Trauma is a multi-organ disease that might cause damage distinct organs such as the kidneys. Acute renal failure is common in major trauma and caused by renal hypoperfusion, or late consequences such as rhabdomyolysis or abdominal compartment syndrome. Acute renal failure is represented by serum creatinine concentration (32, 33). In our study at all-time points creatinine levels were lower in the alginate treated group compared to the control group. This may also point that VLVG-treated animals had lower degree of hemorrhage and hypovolemia due to improved hemostasis.
The levels of liver enzymes are well known to correlate with the degree of liver damage in various diseases including trauma (34, 35).

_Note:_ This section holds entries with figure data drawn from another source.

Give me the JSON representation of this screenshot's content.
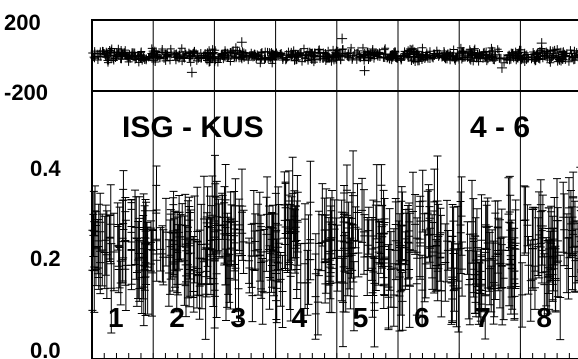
{
  "chart_data": [
    {
      "type": "scatter",
      "panel": "top",
      "marker": "plus",
      "ylim": [
        -200,
        200
      ],
      "yticks": [
        200,
        -200
      ],
      "ytick_labels": [
        "200",
        "-200"
      ],
      "grid": "vertical lines at segment boundaries",
      "mean": 0,
      "spread": 25,
      "points_per_segment": 110,
      "outliers": [
        {
          "segment": 2,
          "y": -95
        },
        {
          "segment": 3,
          "y": 75
        },
        {
          "segment": 5,
          "y": 95
        },
        {
          "segment": 5,
          "y": -85
        },
        {
          "segment": 7,
          "y": -70
        },
        {
          "segment": 8,
          "y": 70
        }
      ]
    },
    {
      "type": "scatter",
      "panel": "bottom",
      "marker": "plus",
      "error_bars": true,
      "ylim": [
        0.0,
        0.5
      ],
      "yticks": [
        0.4,
        0.2,
        0.0
      ],
      "ytick_labels": [
        "0.4",
        "0.2",
        "0.0"
      ],
      "grid": "vertical lines at segment boundaries",
      "mean": 0.22,
      "spread": 0.07,
      "error_half_width": 0.07,
      "points_per_segment": 60,
      "title_left": "ISG - KUS",
      "title_right": "4 - 6",
      "segments": [
        "1",
        "2",
        "3",
        "4",
        "5",
        "6",
        "7",
        "8"
      ]
    }
  ],
  "colors": {
    "axis": "#000000",
    "marker": "#000000",
    "background": "#ffffff"
  }
}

In our study the levels of ALT, AST and LDH were higher in the control group when monitoring ended, suggesting prevention of liver injury by VLVG. Importantly, ALT levels were higher in the control group even before infliction trauma. This was caused due to idiopathic preliminary elevation of ALT in two out of four animals in the control group. When histopathologic analysis was done, samples from VLVG- treated groups showed lesser amount of damage at the middle and final hours of the study; although at the beginning the damage within this group was higher. This further suggests the hepatic preserving properties of VLVG.
Our study has several limitations. It was conducted on a total of only 7 animals. This small number did not allow sufficient power for statistical significance. Therefore we used higher cutoffs for p value and comparison of tendency in order to demonstrate the effect of alginate. In addition, due to ethic limitations the length of observation in our study was rather short thus not allowing assessment of survival and long term effects of VLVG.
In conclusion, this small, proof-of-concept study showed that treatment with alginate, specifically VLVG, ameliorated the effects of penetrating abdominal trauma in pigs. Treatment with VLVG improved hemodynamic measures and showed improved metabolic status in lower degree of intra-abdominal organs damage. Further, larger studies are warranted to corroborate these findings.
List of abbreviations: VLVG -Very Low Viscosity (high) G alginate, SBP-Systolic blood pressure, DBP- diastolic blood pressure, MAP- mean arterial pressure, WBC-white blood cells, RBC- red blood cells, LDH-lactate dehydrogenase, ALT- alanine aminotransferase, AST- aspartate aminotransferase.